Sebentar lagi Pemilihan Presiden Indonesia yang akan diselenggarakan pada tanggal 9 Juli 2014. Dan kandidat untuk capres dan cawapres sudah ditentukan, yaitu pasangan Prabowo – Hatta Rajasa dan Jokowi – Jusuf Kalla. Munculnya kedua kandidat pasangan capres dan cawapres ini sebenarnya dikarenakan oleh dua hal kemungkinan, yaitu antara harapan masyarakat Indonesia dan kepentingan oknum-oknum dibalik pencalonan presiden dan wakil presiden.

1. Harapan masyarakat Indonesia
Sejak bangsa Indonesia terlepas dari penjajahan bangsa lain, yaitu Belanda, Jepang, Portugis dan lainnya, masyarakat Indonesia masih belum merasakan kemerdekaan yang sebenarnya. Mengapa demikian? Karena masyarakat Indonesia belum merasakan kesejahteraan yang masih terenggut. Saya pernah melihat seorang kakek yang sudah tua sambil masih memikul dagangannya, seorang kakek menunggui dagangannya yang kurang laku di pinggiran jalan, ada seorang nenek buta yang harus memanjat pohon untuk memetik buah untuk di jual di pasar dengan harga yang tidak seberapa, anak-anak jalanan berkeliaran di jalanan sambil menjajakan makanan dan minuman ringan, menjual koran dan mengamen di perempatan traffic light dan lain sebagainya. Hal ini tidaklah sesuai dengan UUD 1945 dimana anak-anak dan orang tua mendapatkan perhatian dari pemerintah, bukan di terlantarkan. Selain itu banyak masyarakat Indonesia yang masih berada di bawah garis kemiskinan, sementara itu sumber daya alam yang seharusnya dikelola oleh Pemerintah Indonesia dan seharusnya diperuntukkan kesejahteraan rakyat Indonesia, malah diambil alih oleh pihak asing. Wajar jika rakyat Indonesia mempunyai harapan kepada pemimpin yang bisa membawa Indonesia yang menjadi lebih baik, dan bukan hanya omongan janji belaka.

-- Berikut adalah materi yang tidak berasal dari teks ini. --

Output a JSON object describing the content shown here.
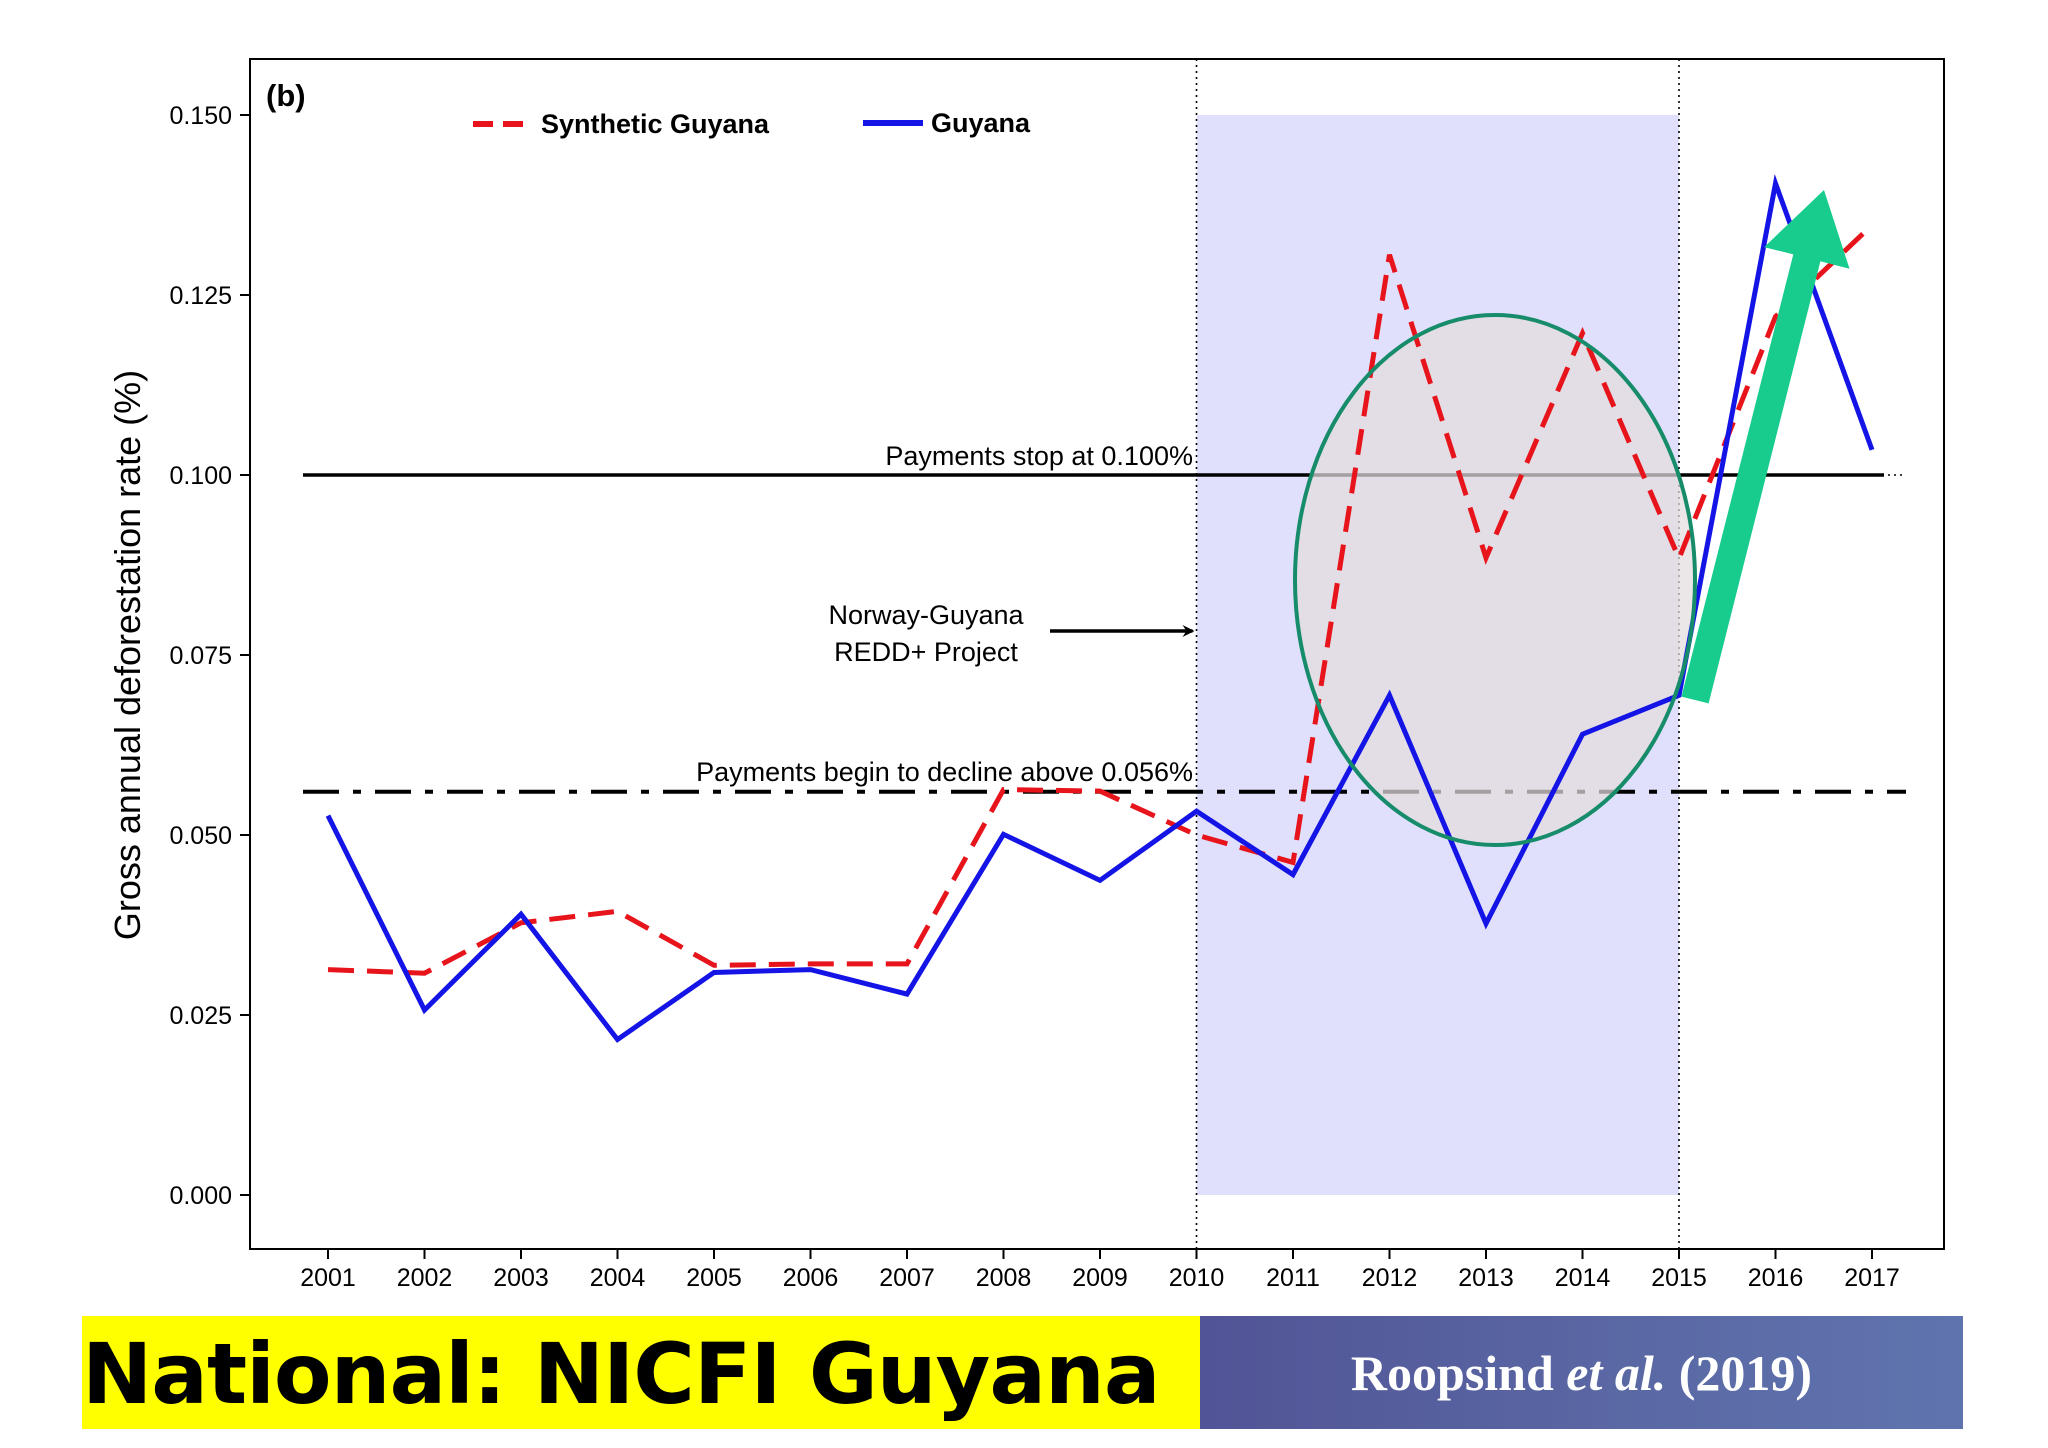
{
  "chart_data": {
    "type": "line",
    "panel_label": "(b)",
    "xlabel": "",
    "ylabel": "Gross annual deforestation rate (%)",
    "ylim": [
      0.0,
      0.15
    ],
    "yticks": [
      "0.000",
      "0.025",
      "0.050",
      "0.075",
      "0.100",
      "0.125",
      "0.150"
    ],
    "x": [
      "2001",
      "2002",
      "2003",
      "2004",
      "2005",
      "2006",
      "2007",
      "2008",
      "2009",
      "2010",
      "2011",
      "2012",
      "2013",
      "2014",
      "2015",
      "2016",
      "2017"
    ],
    "series": [
      {
        "name": "Synthetic Guyana",
        "style": "dashed",
        "color": "#e8141c",
        "values": [
          0.0313,
          0.0308,
          0.0378,
          0.0394,
          0.0319,
          0.0321,
          0.0321,
          0.0563,
          0.0561,
          0.05,
          0.0462,
          0.1306,
          0.0885,
          0.1197,
          0.0884,
          0.122,
          0.1347
        ]
      },
      {
        "name": "Guyana",
        "style": "solid",
        "color": "#1414e6",
        "values": [
          0.0527,
          0.0257,
          0.039,
          0.0216,
          0.0309,
          0.0313,
          0.0279,
          0.0501,
          0.0437,
          0.0533,
          0.0445,
          0.0694,
          0.0377,
          0.064,
          0.0694,
          0.1405,
          0.1035
        ]
      }
    ],
    "reference_lines": [
      {
        "y": 0.1,
        "style": "solid",
        "label": "Payments stop at 0.100%"
      },
      {
        "y": 0.056,
        "style": "dashdot",
        "label": "Payments begin to decline above 0.056%"
      }
    ],
    "shaded_region": {
      "x_start": "2010",
      "x_end": "2015",
      "color": "#e0e0fc"
    },
    "annotations": [
      {
        "text_lines": [
          "Norway-Guyana",
          "REDD+ Project"
        ],
        "arrow_to_x": "2010"
      }
    ],
    "overlays": {
      "ellipse_color": "#178c6a",
      "ellipse_fill": "#e3ddde",
      "arrow_color": "#17cc8c"
    },
    "legend": {
      "placement": "top-left"
    },
    "grid": false
  },
  "footer": {
    "title": "National: NICFI Guyana",
    "citation_author": "Roopsind",
    "citation_etal": "et al.",
    "citation_year": "(2019)",
    "title_bg": "#ffff00"
  }
}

2. Kepentingan Oknum-Oknum Dibalik Pencalonan Presiden dan Wakil Presiden
Sifat manusia adalah merasa tidak puas, sehingga untuk memuaskan hasratnya, sesuatu yang paling cepat adalah menghalalkan segala cara, tanpa peduli orang lain akan menanggung beban atas perbuatannya. Inilah yang mengakibatkan korupsi merajalela, dan rakyat lah yang merasakan penderitaannya. Dan untuk melanggengkan perbuatannya, maka mereka akan mendekati para pemimpin yang pro dengan perbuatan mereka sehingga mereka akan bebas melakukan apa saja termasuk korupsi sampai kapan pun, bahkan menjual aset-aset bangsa Indonesia, yaitu sumber daya alam untuk kepentingan pribadi atau golongan tanpa peduli penderitaan rakyat Indonesia.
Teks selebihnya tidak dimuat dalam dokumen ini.